Menurut Soleh, masih terdapat perbedaan pandangan antara pekerja dan manajemen mengenai skema pembayaran pesangon. Pihak pekerja meminta hak tersebut dibayarkan sesuai ketentuan dalam Perjanjian Kerja Bersama (PKB) dan diberikan sekaligus.
“Kita harga mati sesuai dengan Perjanjian Kerja Bersama (PKB), hak pesangon kita. Dan dibayarkan secara langsung. Maksudnya, tanggal 10 September itu harus sudah ada keputusan,” tegas Soleh kepada wartawan.
Soleh mengungkapkan, dalam perundingan tersebut manajemen menawarkan pembayaran pesangon sebesar 0,5 kali ketentuan yang diatur dalam Peraturan Pemerintah Nomor 35 Tahun 2021.
Selain besaran pesangon, mekanisme pembayaran secara bertahap juga menjadi salah satu persoalan yang dipermasalahkan pekerja.
Serikat pekerja menilai pemenuhan hak pekerja harus mengacu pada PKB yang sebelumnya telah disepakati antara perusahaan dan pekerja.
Meski belum menemukan titik temu, pekerja menyatakan masih membuka ruang dialog. Pertemuan lanjutan yang dijadwalkan pada 10 September 2026 akan menjadi kesempatan bagi kedua pihak untuk kembali mencari solusi.
“Kita berjuang lah. Apapun caranya akan kita perjuangkan untuk mendapatkan hak kita sesuai dengan PKB. Kita lihat saja episode-episode selanjutnya,” ujar Soleh.
Tuntut Hak Lain Selain Pesangon
Selain persoalan pesangon, serikat pekerja juga meminta kejelasan mengenai sejumlah hak lainnya.
Beberapa di antaranya adalah pembayaran gaji bulan Agustus, hak cuti besar, serta kompensasi Loss and Breakage (LB).
Kepastian waktu pembayaran kompensasi juga menjadi perhatian bagi pekerja dengan status Perjanjian Kerja Waktu Tertentu (PKWT) maupun pekerja harian kasual.

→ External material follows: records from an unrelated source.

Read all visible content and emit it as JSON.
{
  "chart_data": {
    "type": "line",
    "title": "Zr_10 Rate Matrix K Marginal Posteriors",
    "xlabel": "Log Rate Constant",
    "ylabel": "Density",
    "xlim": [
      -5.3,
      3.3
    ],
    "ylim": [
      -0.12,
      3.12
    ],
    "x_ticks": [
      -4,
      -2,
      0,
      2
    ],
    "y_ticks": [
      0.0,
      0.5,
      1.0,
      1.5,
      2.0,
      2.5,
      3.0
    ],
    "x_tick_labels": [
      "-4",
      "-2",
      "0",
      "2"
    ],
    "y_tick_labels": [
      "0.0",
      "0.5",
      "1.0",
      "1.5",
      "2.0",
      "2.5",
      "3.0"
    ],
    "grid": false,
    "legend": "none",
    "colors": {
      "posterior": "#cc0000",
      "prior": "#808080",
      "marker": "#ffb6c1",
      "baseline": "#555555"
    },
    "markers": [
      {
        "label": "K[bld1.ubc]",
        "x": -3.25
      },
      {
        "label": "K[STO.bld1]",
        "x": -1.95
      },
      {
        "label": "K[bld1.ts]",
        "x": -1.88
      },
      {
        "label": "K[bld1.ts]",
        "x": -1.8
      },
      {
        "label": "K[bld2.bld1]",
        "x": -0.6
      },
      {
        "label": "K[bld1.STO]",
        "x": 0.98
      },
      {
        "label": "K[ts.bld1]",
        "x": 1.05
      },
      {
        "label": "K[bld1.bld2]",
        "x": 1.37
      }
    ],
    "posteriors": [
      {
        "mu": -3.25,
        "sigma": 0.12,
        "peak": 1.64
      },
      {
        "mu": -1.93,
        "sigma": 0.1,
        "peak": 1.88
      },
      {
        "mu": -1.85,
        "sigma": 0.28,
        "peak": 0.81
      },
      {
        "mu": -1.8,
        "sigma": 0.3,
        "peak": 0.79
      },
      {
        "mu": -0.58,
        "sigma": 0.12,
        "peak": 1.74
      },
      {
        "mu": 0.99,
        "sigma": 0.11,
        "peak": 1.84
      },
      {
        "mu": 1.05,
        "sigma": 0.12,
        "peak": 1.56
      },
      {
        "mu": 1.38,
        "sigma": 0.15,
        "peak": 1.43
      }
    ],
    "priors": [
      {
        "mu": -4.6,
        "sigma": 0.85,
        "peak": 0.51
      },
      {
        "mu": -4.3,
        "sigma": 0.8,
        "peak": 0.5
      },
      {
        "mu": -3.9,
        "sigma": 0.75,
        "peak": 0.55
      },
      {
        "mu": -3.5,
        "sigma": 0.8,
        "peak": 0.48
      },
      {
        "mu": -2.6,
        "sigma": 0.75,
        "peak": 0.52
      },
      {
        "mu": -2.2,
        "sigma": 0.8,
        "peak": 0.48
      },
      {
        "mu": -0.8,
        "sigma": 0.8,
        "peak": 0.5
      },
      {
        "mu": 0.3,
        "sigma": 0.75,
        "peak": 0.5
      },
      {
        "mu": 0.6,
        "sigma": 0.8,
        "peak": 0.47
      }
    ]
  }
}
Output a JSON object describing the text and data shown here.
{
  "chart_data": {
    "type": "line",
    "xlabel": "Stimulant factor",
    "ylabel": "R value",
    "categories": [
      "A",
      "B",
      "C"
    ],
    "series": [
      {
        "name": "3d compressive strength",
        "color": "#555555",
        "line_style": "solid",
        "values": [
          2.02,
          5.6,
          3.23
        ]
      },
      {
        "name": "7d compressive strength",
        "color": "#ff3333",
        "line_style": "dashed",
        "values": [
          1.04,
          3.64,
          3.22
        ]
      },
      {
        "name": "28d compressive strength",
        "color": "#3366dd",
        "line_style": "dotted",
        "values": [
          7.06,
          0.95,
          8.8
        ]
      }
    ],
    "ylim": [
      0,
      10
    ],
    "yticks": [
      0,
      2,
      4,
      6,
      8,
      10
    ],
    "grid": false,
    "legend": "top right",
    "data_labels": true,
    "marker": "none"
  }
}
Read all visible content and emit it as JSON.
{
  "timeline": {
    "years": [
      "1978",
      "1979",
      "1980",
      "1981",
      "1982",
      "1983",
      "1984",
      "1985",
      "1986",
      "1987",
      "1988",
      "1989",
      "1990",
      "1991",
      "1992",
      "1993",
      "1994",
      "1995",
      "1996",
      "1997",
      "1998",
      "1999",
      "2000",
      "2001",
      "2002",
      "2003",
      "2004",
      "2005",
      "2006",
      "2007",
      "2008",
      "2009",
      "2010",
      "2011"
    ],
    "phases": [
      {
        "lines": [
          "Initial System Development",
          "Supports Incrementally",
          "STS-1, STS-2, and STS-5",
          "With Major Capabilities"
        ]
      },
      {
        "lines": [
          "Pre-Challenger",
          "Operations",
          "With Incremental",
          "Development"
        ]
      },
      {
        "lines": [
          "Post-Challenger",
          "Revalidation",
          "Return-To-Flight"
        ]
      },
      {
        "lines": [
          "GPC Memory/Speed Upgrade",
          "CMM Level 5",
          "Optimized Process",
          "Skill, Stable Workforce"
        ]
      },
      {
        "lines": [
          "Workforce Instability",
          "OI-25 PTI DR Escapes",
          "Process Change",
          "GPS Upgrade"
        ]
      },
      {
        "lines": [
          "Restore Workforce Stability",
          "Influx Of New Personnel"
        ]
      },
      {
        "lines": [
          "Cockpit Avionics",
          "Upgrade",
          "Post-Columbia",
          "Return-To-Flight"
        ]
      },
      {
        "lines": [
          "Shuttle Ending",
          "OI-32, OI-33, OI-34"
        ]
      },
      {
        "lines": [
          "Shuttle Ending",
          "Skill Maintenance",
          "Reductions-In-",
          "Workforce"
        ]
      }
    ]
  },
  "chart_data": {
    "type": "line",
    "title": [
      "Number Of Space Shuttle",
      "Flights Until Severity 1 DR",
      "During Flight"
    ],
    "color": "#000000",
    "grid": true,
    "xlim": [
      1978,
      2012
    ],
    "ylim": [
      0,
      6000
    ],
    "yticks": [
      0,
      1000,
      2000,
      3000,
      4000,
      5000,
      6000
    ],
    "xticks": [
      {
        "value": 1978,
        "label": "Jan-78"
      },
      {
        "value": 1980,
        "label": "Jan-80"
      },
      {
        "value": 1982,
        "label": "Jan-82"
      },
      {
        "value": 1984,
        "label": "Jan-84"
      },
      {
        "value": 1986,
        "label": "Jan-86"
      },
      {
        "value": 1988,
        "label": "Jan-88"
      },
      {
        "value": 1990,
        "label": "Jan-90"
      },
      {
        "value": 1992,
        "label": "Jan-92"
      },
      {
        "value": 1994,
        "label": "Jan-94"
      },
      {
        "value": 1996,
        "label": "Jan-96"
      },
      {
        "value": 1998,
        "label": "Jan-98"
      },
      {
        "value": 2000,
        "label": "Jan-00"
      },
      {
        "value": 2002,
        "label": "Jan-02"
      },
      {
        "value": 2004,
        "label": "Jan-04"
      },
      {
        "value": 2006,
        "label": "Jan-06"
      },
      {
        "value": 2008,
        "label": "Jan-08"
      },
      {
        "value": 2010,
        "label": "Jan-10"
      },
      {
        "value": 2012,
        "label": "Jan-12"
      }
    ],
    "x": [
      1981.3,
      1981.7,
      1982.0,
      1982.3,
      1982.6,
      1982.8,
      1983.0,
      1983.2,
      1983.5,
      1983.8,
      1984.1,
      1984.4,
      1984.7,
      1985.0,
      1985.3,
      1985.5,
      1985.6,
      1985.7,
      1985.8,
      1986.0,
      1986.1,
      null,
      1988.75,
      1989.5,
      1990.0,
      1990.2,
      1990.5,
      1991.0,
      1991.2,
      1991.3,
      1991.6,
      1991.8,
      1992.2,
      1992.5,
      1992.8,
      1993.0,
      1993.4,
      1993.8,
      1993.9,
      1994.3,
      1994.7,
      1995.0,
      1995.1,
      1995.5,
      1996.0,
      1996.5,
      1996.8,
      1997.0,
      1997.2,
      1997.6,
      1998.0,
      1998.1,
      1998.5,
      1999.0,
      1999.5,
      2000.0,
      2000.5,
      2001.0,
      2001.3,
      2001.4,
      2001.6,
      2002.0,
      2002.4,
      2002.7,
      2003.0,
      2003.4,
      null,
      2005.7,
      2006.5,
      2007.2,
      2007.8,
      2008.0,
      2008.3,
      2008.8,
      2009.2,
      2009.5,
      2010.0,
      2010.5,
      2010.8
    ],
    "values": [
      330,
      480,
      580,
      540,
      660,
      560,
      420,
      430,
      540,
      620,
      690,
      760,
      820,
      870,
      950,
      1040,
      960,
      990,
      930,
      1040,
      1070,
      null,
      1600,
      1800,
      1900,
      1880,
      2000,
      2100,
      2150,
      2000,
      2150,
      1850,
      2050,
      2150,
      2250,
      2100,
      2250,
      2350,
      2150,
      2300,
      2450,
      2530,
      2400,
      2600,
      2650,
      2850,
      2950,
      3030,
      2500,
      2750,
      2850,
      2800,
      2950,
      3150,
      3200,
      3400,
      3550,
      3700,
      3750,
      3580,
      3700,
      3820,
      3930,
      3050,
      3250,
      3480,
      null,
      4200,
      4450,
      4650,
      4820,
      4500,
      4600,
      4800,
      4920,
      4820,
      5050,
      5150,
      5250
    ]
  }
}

Menurut Soleh, hingga kini pekerja masih membutuhkan kepastian mengenai kapan hak-hak tersebut akan dibayarkan.
Persoalan lain yang turut dibahas adalah dana iuran koperasi yang selama ini dipotong dari gaji karyawan.
Soleh menyebut nilai dana iuran wajib anggota koperasi tersebut diperkirakan mencapai lebih dari Rp300 juta. Menurutnya, dana yang telah dipotong dari gaji pekerja seharusnya diserahkan perusahaan kepada pihak koperasi.
“Terkait iuran wajib anggota koperasi. Nah itu menjadi utang perusahaan. Sebenarnya bukan piutang, kalau iuran wajib itu kan sudah dipotong oleh perusahaan sebagai kewajiban anggota koperasi,” kata Soleh.
“Dan uang itu seharusnya diberikan kepada pihak koperasi, tetapi tidak diberikan. Sekitar Rp300 juta lebih. Makanya seharusnya ada pembahasan di awal,” sambungnya.
Untuk sementara, pekerja memilih menunggu hasil perundingan berikutnya sebelum menentukan langkah lebih lanjut.
Kedua pihak dijadwalkan kembali bertemu pada 10 September 2026 untuk melanjutkan pembahasan mengenai pesangon dan berbagai hak pekerja yang terdampak PHK.